La question de la santé publique est peu présente dans le discours sur les mobilités durables. Comment traiter la question de santé publique ?

Françoise Perret-Bernard : En effet, la mobilité est étroitement liée à la santé publique. Il existe un double enjeu, d’un côté la lutte contre le manque d’activité physique et de l’autre la lutte  contre la pollution de l’air. 

Nous avons récemment répondu à un appel à projets de l’ADEME pour mener une action contre la pollution de l’air au cœur de la métropole clermontoise. Une très grande partie des habitants de la métropole pourraient réaliser une partie de leur trajet quotidien à pied ou à vélo. Pourtant, beaucoup ne le font pas, souvent parce que prendre sa voiture thermique est une habitude. 

Partant de cette idée, nous avons développé le défi « Je dépollue sur 30 jours » pour amener les citoyens à transformer leurs usages. Nous encouragerons bientôt des volontaires à laisser leur voiture thermique dans la mesure du possible et à essayer de jouer le jeu pendant 30 jours. Nous ciblons particulièrement les salariés pendulaires et les étudiants. Ils pourront suivre leurs efforts avec des indicateurs sur la qualité de l’air de la Métropole, les émissions non émises, le nombre de pas effectués, le nombre de kilomètres parcourus à vélo, et les calories perdues. etc.

L’application permettra aux utilisateurs de cumuler des points, qui seront ensuite convertis en bons d’achat auprès des commerçants locaux. Nous établirons également un classement des 10 meilleurs volontaires, à qui nous offrirons des vélos électriques et des vélos. L’objectif est de motiver les habitants du grand Clermont  à participer et à changer leurs habitudes. Nous avons déjà reçu des réactions positives à cette initiative.

Sur notre territoire, quels projets innovants autour des mobilités durables ont retenu votre attention ?

Françoise Perret-Bernard : Je trouve que l’approche de la société GCK, basée à Lempdes, est exemplaire dans ce domaine. Le groupe développe des technologies novatrices pour les mobilités de demain, et ses projets sur Charade sont enthousiasmants. Du côté de la recherche, on retrouve l’UCA avec la perspective d’une expérimentation de route inductive connectée. Un autre acteur local important est Monkey Factory, connu pour son expertise et son rôle incontournable dans l’aide aux voyageurs.
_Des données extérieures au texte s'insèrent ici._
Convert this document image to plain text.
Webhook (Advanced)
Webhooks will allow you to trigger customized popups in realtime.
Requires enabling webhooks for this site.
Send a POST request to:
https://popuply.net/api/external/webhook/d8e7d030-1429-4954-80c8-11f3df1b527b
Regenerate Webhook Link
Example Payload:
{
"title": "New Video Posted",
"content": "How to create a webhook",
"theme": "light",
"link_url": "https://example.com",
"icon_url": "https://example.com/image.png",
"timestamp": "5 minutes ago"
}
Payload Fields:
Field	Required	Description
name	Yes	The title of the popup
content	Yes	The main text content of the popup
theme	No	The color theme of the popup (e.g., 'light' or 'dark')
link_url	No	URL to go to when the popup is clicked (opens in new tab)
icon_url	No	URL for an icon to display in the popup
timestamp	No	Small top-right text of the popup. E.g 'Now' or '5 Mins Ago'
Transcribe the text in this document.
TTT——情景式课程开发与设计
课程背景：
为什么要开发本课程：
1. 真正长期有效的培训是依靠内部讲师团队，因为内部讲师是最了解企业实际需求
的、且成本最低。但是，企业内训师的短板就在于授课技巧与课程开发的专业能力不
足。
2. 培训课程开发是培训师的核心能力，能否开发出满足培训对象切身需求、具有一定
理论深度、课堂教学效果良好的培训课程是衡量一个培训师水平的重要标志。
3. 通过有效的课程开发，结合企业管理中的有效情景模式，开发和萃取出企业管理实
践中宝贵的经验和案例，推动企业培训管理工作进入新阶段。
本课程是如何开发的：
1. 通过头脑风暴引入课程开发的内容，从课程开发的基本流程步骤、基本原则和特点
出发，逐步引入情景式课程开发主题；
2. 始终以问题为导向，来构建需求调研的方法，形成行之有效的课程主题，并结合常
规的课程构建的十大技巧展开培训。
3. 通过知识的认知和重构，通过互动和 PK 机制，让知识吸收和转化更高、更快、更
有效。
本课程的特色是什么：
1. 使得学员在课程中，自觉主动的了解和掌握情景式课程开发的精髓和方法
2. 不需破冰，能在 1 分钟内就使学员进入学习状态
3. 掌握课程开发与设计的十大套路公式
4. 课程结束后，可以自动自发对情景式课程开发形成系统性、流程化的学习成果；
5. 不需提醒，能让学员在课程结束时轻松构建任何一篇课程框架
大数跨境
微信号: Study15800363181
Ce qui est remarquable, c’est le nombre de personnes qui imaginent des choses incroyables.Mais elles ne sont pas suffisamment mises en lumière. Notre rôle avec OrbiMob’ est de les aider, en montrant précisément que notre territoire regorge de pépites et veut être reconnu pour cela. C’est un défi collectif. 

C’est l’instant carte blanche. Y a-t-il quelque chose que vous souhaiteriez ajouter ?

Françoise Perret-Bernard : Oui, absolument. Je tiens à souligner que nous avons un magnifique territoire où l’innovation est omniprésente. Cependant, j’ai souvent l’impression que, bien que nous soyons fiers de nos réalisations, nous ne sommes pas toujours enclins à les partager, à les exposer aux yeux des autres. Je pense qu’il est essentiel de nous ouvrir davantage et de communiquer avec les autres. Pour avancer et progresser dans tous les domaines, il est crucial de dialoguer et d’échanger. C’est absolument essentiel pour de meilleures collaborations et une plus grande visibilité de nos efforts et de nos innovations.